The British actress Indira Varma plays Ellaria Sand in the television adaptation of the book series. She won the Empire Hero Award along with the rest of the cast in 2015. She was also nominated, along with the rest of the cast, for a Screen Actors Guild Award for Outstanding Performance by an Ensemble in a Drama Series in 2016.

=== Season 4 ===
Ellaria Sand's storyline in this season is very similar to her storyline in A Storm of Swords.

=== Season 5 ===
Ellaria tries to persuade Doran Martell, Prince of Dorne, to avenge his brother's death. However, Doran refuses, as Oberyn's death was via trial by combat; therefore, by Westerosi law, Gregor Clegane did not murder Oberyn. Ellaria soon learns that Jaime Lannister is sailing for Dorne, planning to rescue his daughter, Myrcella Baratheon, who betrothed to Doran's son, Trystane Martell. When Jaime arrives at the Water Gardens, the Sand Snakes attack him and Bronn, but the skirmish ends with all arrested by Martell guards. Doran and Jaime reach a deal: Trystane will marry Myrcella, but the two will live in King's Landing, and Trystane will be granted a seat on the Small Council. Doran threatens Ellaria with death if she ever defies him, and she feigns allegiance to him. She kisses Myrcella goodbye at the docks, secretly wearing lipstick coated with a slow-acting poison, which kills Myrcella on the ship headed for King's Landing.

=== Season 6 ===
After Doran Martell realises that Myrcella has been murdered, Ellaria stabs Doran; in King's Landing, Obara and Nymeria, who had snuck onto the ship headed to King's Landing, kill Trystane. This makes Ellaria the de facto ruler of Dorne, with the Dornish guards allying with Ellaria after having grown disillusioned with Doran's lack of action against the Lannisters. A while later, Ellaria invites Olenna Tyrell to Dorne, shortly after Mace, Loras, and Margaery Tyrell have all been killed by Cersei Lannister, Queen of the Seven Kingdoms. Despite Olenna not trusting Ellaria fully due to her also having seized power via murder, Ellaria reveals that she has allied with Varys and is ready to offer her support to Daenerys Targaryen after hearing that Yara and Theon Greyjoy have done the same. Later, Martell and Tyrell ships can be seen in Daenerys's fleet heading for Westeros.

=== Season 7 ===
Ellaria and the Sand Snakes arrive in Dragonstone to discuss the conquest of Westeros with Daenerys, though Ellaria remains at odds with Tyrion Lannister, who now serves as Daenerys's Hand and resents Ellaria for murdering Myrcella. Yara and Theon Greyjoy return Ellaria and the Sand Snakes to Dorne so they can gather their army. En route, Euron Greyjoy attacks them and burns Yara's fleet. He kills Obara and Nymeria, captures Yara, and takes Ellaria and Tyene prisoner. Euron drags the two through the streets of King's Landing, where they are jeered by the smallfolk for their roles in murdering Myrcella and the Martells, and presents them before Cersei in the Red Keep.
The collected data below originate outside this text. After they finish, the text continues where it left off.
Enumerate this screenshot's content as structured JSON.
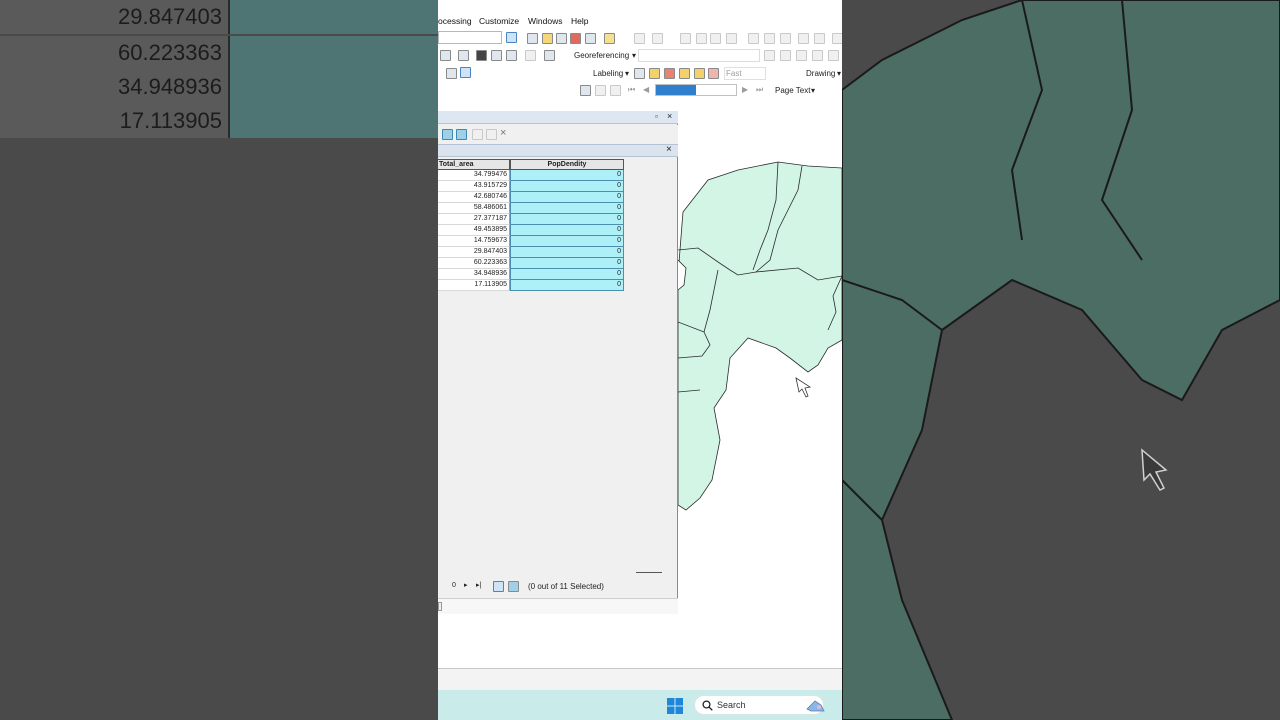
{
  "zoomed_table": {
    "rows": [
      "29.847403",
      "60.223363",
      "34.948936",
      "17.113905"
    ]
  },
  "menu": {
    "items": [
      "ocessing",
      "Customize",
      "Windows",
      "Help"
    ]
  },
  "toolbars": {
    "georeferencing_label": "Georeferencing",
    "labeling_label": "Labeling",
    "fast_label": "Fast",
    "drawing_label": "Drawing",
    "page_text_label": "Page Text"
  },
  "table_window": {
    "columns": [
      "Total_area",
      "PopDendity"
    ],
    "rows": [
      {
        "total_area": "34.799476",
        "pop_dendity": "0"
      },
      {
        "total_area": "43.915729",
        "pop_dendity": "0"
      },
      {
        "total_area": "42.680746",
        "pop_dendity": "0"
      },
      {
        "total_area": "58.486061",
        "pop_dendity": "0"
      },
      {
        "total_area": "27.377187",
        "pop_dendity": "0"
      },
      {
        "total_area": "49.453895",
        "pop_dendity": "0"
      },
      {
        "total_area": "14.759673",
        "pop_dendity": "0"
      },
      {
        "total_area": "29.847403",
        "pop_dendity": "0"
      },
      {
        "total_area": "60.223363",
        "pop_dendity": "0"
      },
      {
        "total_area": "34.948936",
        "pop_dendity": "0"
      },
      {
        "total_area": "17.113905",
        "pop_dendity": "0"
      }
    ],
    "nav_record": "0",
    "selection_status": "(0 out of 11 Selected)"
  },
  "map": {
    "fill_color": "#d2f5e6",
    "line_color": "#2a2a2a"
  },
  "taskbar": {
    "search_placeholder": "Search",
    "background": "#c9ecea"
  },
  "colors": {
    "highlight_cell": "#aef0f8",
    "zoom_highlight": "#4f7474"
  }
}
In the dungeons, Ellaria and Tyene are chained to the walls and gagged. Cersei recalls Oberyn Martell's death and explains how much she loved Myrcella. Though Ellaria briefly smirks about murdering Myrcella, Cersei kisses Tyene using the same poison that Ellaria used to murder Myrcella. She tells Ellaria that she will be watching Tyene die, and after Tyene's death, she will be kept alive to watch as her daughter's body rots away. As she is not seen again after this, she is presumed dead.